= Birkhill House, Stirling =

Birkhill House is a historic house situated between the city of Stirling and the village of Cambusbarron in central Scotland.

==History==

Birkhill House marked on John Grassom's 1817 Map of Stirling

There is evidence that the land on which the house now stands had been inhabited from as early 1700 BC when the village of Cambusbarron was a permanent community.
The discovery of fragments of Roman glass nearby gave weight to local 19th century tradition that the house was built on the site of a Roman villa, however this theory is now considered unlikely. A record of the current structure can be seen on the North East section of John Grassom’s 1817 map of the ‘County of Stirling’. The estate originally consisted of the house, stables and an orchard.

==Archaeological Finds==
Several archaeological discoveries have been made in the grounds of Birkhill House. The earliest discoveries were made in February 1879 and included cists, bones and food vessels.
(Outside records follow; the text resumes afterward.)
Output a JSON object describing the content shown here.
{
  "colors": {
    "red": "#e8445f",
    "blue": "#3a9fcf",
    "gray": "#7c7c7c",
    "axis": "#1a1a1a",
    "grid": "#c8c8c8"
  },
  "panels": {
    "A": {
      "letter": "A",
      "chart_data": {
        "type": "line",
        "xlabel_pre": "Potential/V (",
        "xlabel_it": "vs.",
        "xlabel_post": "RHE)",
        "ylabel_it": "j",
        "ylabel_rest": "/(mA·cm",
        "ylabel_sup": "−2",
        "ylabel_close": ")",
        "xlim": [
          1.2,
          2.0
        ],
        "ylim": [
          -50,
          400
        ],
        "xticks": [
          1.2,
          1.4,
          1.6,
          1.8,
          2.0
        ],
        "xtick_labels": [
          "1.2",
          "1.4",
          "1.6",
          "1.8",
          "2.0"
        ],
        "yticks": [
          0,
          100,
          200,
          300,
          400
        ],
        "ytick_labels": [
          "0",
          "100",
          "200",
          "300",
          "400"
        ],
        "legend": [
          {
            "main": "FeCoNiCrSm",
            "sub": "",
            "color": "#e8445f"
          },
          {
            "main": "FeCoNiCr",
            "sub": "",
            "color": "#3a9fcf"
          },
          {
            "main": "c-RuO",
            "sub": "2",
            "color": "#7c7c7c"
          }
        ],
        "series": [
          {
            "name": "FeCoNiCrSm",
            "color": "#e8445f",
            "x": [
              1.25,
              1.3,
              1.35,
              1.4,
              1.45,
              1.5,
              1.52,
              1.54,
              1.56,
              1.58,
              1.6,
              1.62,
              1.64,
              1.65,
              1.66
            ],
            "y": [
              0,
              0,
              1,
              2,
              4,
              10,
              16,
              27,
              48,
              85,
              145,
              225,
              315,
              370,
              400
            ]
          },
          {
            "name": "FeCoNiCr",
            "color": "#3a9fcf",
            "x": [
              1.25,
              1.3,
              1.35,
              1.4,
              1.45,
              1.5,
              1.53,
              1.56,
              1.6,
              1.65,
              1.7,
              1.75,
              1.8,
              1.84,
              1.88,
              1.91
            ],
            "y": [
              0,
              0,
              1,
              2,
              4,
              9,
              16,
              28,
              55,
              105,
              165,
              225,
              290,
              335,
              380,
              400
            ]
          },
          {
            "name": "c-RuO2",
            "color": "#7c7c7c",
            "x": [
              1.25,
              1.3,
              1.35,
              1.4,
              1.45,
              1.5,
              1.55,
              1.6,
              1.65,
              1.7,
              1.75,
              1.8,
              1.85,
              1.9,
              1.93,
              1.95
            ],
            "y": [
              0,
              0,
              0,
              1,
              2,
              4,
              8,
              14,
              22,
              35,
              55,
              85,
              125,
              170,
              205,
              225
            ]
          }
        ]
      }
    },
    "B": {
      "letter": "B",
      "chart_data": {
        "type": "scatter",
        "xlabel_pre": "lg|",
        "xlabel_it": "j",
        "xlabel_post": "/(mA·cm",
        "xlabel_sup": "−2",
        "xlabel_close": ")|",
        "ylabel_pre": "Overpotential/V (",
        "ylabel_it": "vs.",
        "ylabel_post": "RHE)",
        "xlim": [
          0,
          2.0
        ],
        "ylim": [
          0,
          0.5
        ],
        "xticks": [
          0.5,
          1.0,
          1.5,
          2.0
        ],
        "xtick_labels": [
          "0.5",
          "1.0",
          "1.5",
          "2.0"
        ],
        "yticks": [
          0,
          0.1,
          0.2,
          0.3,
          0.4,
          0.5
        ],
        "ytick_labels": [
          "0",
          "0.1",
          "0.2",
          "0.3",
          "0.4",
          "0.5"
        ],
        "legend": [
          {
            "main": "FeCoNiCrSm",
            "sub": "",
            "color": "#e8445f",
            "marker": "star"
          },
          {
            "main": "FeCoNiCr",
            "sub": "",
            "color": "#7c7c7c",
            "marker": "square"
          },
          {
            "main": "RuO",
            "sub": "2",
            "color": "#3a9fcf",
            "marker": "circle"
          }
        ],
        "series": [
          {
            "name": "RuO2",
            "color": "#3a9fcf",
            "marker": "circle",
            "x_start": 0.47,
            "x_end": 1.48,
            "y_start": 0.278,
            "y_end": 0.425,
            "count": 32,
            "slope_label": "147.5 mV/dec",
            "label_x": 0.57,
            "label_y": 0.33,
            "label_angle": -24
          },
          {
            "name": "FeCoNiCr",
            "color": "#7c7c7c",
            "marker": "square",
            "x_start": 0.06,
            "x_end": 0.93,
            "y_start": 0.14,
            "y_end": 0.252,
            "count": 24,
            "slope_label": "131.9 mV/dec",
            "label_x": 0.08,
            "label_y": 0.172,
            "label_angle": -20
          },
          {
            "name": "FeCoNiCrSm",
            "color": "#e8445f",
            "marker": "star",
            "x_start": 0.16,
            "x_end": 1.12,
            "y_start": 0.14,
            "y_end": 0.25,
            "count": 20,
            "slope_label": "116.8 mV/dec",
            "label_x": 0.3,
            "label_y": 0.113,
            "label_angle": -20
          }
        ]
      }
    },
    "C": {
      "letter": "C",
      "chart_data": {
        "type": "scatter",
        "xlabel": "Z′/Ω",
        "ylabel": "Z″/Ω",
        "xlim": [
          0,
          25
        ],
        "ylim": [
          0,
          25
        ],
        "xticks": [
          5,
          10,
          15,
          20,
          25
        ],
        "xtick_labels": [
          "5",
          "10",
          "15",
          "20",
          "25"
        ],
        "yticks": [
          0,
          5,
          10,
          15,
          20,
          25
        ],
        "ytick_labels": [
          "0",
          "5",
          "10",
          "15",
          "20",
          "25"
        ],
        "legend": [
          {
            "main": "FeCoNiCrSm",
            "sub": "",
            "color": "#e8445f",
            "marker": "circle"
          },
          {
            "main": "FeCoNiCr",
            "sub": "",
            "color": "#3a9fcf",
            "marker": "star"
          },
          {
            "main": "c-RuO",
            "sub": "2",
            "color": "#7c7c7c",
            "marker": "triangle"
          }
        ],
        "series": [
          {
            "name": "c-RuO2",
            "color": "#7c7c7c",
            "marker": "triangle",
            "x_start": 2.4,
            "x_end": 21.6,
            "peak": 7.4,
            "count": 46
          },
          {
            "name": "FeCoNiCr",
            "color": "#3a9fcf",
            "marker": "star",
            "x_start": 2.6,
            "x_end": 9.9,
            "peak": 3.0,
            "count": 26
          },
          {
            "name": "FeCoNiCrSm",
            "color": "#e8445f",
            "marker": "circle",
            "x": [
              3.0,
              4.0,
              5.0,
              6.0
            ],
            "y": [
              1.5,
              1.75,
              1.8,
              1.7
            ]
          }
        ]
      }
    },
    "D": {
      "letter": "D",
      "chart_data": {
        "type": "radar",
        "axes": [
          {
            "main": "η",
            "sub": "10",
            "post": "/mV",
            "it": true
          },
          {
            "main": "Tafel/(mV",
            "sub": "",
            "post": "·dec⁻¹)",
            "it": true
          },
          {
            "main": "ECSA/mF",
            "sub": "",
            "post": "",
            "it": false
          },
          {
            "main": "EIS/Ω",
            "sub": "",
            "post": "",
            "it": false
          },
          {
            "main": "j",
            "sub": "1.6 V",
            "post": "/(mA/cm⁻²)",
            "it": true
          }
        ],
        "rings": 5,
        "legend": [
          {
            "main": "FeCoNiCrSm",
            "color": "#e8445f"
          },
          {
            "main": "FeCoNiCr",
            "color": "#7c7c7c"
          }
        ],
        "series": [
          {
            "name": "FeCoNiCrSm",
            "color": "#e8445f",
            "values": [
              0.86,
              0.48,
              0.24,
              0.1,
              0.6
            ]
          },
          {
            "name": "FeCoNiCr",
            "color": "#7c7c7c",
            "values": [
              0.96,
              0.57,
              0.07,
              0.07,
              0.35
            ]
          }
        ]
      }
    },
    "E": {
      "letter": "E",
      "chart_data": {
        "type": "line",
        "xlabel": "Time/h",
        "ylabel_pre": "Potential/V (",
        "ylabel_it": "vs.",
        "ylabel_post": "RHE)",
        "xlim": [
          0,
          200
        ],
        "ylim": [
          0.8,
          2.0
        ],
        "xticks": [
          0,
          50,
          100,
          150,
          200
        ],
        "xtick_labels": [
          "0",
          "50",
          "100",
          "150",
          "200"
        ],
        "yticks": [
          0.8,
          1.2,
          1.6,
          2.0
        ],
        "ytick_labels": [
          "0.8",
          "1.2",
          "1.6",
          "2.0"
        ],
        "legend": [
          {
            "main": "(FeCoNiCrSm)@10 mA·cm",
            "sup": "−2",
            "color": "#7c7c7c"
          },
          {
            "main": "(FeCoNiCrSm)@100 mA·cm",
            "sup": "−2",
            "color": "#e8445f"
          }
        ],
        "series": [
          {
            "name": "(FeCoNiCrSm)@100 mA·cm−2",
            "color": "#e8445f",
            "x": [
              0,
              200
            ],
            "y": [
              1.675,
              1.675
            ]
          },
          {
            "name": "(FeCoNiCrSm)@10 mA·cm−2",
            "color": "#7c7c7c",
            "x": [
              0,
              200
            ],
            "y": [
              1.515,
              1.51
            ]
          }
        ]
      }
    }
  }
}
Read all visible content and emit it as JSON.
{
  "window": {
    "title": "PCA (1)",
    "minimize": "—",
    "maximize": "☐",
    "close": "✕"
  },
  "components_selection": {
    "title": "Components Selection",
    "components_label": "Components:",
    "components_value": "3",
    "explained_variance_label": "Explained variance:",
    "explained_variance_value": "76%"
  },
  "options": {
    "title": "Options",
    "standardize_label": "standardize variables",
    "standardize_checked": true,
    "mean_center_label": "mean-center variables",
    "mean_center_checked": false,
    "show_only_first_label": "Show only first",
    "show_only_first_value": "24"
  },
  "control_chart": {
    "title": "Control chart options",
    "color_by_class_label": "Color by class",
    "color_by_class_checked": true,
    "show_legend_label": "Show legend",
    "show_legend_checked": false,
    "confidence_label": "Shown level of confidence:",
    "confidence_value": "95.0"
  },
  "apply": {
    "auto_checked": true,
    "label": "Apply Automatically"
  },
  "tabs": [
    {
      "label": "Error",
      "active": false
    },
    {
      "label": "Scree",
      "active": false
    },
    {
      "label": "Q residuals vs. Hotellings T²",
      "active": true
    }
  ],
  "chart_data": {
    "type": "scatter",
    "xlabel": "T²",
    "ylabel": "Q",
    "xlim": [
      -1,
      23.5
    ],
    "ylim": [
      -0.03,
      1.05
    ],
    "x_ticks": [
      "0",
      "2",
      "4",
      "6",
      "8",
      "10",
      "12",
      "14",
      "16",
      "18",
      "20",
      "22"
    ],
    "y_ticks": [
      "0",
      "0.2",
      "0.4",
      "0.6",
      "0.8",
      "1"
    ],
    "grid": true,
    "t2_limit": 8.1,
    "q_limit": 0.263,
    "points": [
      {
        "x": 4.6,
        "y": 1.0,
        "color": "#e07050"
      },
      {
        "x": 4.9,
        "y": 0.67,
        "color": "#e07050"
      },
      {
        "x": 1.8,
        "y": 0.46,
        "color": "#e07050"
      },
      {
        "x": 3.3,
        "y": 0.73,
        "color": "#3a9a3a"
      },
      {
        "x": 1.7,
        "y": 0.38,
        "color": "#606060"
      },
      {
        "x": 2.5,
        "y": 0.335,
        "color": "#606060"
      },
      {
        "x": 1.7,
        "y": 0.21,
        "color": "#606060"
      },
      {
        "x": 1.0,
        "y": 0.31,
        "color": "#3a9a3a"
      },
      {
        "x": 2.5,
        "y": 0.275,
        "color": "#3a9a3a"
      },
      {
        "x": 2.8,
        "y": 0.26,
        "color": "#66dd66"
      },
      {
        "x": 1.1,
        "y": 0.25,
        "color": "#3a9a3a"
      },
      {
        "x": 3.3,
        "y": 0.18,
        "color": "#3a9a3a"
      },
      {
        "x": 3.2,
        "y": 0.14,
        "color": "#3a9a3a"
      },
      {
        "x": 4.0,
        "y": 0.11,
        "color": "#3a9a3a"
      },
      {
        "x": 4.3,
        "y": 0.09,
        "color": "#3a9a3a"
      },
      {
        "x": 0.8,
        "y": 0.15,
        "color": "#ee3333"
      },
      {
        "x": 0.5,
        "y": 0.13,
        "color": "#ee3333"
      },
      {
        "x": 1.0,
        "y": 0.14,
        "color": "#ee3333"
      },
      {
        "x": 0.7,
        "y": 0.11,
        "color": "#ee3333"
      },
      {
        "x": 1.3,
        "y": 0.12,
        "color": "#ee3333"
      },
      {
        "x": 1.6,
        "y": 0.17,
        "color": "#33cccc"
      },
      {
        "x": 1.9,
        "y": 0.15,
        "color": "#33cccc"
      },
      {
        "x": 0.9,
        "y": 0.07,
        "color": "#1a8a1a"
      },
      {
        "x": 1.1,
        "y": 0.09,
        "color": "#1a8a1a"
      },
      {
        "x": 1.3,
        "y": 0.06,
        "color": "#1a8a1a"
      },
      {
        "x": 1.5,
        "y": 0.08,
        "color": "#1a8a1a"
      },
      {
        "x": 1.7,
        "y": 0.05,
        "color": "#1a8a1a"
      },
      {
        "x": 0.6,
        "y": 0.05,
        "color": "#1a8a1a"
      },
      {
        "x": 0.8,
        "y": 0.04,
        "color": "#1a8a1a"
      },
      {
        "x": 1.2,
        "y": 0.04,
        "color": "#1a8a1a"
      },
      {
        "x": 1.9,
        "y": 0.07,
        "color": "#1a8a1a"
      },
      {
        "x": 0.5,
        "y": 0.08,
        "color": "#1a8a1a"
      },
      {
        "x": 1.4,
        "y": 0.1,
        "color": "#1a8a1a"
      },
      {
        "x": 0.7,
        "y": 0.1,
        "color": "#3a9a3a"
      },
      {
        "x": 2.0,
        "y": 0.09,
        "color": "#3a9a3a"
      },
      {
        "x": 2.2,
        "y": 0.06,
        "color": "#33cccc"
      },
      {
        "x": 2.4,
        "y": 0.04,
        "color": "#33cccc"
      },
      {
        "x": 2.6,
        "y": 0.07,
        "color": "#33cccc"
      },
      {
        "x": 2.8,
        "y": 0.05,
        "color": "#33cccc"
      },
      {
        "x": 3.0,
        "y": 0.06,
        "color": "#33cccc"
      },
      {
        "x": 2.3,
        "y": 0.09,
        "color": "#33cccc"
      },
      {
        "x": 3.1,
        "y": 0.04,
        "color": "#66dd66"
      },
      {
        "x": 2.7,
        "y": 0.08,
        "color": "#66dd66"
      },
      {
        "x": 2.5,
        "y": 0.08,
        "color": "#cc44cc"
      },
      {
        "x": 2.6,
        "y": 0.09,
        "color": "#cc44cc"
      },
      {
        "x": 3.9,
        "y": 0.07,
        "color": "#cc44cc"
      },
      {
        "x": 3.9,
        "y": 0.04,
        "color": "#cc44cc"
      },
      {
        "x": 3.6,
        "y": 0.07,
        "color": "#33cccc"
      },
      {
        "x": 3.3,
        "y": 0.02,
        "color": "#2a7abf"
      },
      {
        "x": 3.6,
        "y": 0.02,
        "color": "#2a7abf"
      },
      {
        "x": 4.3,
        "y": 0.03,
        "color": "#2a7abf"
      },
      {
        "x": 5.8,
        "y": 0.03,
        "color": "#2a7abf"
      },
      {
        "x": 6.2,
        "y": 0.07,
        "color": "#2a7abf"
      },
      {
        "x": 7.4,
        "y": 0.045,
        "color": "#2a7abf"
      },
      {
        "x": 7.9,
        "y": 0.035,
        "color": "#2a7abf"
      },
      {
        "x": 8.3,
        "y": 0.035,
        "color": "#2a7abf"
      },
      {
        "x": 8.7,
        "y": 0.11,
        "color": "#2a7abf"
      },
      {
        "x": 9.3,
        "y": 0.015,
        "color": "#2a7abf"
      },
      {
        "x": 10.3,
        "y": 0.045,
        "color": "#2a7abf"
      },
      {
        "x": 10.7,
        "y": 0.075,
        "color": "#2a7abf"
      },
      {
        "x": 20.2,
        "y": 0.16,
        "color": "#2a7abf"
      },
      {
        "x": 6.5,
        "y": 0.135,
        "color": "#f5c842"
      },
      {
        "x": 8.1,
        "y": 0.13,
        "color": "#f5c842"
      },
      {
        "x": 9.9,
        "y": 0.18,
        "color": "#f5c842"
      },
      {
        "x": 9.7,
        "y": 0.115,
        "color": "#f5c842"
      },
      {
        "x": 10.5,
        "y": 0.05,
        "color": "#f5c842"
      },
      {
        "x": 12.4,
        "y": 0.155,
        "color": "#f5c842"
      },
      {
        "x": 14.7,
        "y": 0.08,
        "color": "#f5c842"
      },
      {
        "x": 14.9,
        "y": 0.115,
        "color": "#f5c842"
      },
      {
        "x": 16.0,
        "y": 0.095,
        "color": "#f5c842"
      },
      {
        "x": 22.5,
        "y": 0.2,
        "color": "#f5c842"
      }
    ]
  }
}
The names 'Birkhill' and 'Cambusbarron' were not applied consistently when documenting the finds; but the main site was on both the E and W sides of Birkhill House and in the former sandpit to the W of the house, which itself lies NE of Cambusbarron. The possibility of pinpointing the original positions and disentangling the accumulation of sites and artefacts is now remote, due to the alteration of the topography surrounding Birkhill House, however the importance of the area is evident. The artefacts are now housed in the Stirling Smith Museum and Art Gallery and The National Museum of Antiquities of Scotland.